Mais vers 1700, dans le contexte du piétisme, on rencontra même des pasteurs qui considérèrent l’anabaptisme comme la manière la plus authentique de vivre la foi. Franz von Wattenwil, pasteur veveysan écrivit : „Pour quelles raisons Messieurs les pasteurs engagent-ils contre d’aussi pieux chrétiens d’aussi sévères persécutions et pourquoi incitent-ils les autorités à les chasser du pays, alors que le Seigneur demande à ses disciples de vivre de façon semblable à celle que nous devons constater chez les anabaptistes“?

Certains théologiens évangéliques pointèrent cependant aussi le doigt sur des aspects que même certains responsables anabaptistes considéraient comme menaçants ou comme des point faibles de leur propre théorie et pratique. L’approche anabaptiste du salut choisi librement aurait parfois laissé dans l’ombre le fait que le oui de l’homme envers Dieu était précédé du oui de Dieu envers l’homme. Par ailleurs, le courage du non-conformisme anabaptiste, que certains qualifiaient d’exemplaire, ne serait pas seulement fidèle à l’Evangile mais souvent aussi le reflet d’une autosuffisance complaisante et d’une rouspétance notoire, qui par un „retrait du monde“ douteux donnait accès au pieux ghetto. Par ailleurs encore, l’accent anabaptiste mis sur „les fruits de la pénitence“ et la vie transformée en Christ conduiraient à une fidélité élitaire, à une piété maladive et un légalisme sans coeur. En s’attachant à mettre en place une assemblée illusoire „des purs“, plutôt qu’à être et vouloir rester une „Eglise de pécheurs justifiés“ selon la bonne tradition réformée, la théologie anabaptiste tombait dans l’erreur.

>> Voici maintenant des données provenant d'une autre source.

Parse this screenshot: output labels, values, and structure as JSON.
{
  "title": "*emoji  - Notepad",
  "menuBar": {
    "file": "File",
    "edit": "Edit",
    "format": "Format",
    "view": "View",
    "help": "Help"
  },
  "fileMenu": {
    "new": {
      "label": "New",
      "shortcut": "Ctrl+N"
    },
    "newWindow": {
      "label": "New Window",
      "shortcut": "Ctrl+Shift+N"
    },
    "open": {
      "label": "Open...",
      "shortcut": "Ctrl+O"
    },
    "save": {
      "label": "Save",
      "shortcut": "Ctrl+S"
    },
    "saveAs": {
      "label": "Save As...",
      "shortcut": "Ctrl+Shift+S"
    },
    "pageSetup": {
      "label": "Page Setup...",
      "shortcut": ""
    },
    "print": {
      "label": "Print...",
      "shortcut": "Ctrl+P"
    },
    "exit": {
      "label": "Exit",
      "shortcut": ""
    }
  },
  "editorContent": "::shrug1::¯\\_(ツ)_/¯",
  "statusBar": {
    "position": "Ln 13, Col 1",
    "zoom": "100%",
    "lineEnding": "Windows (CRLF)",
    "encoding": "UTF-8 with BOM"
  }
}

De telles réflexions font entrevoir que la correction sans la grâce conduit au même égarement que la grâce sans une vie à la suite du Christ. C’est ici qu’émergent des éléments prometteurs d’un dialogue fructueux entre les deux Eglises-soeurs, éléments qui malheureusement, mais dans une estime grandissante et réciproque, ne purent être abordés qu’au 20e siècle.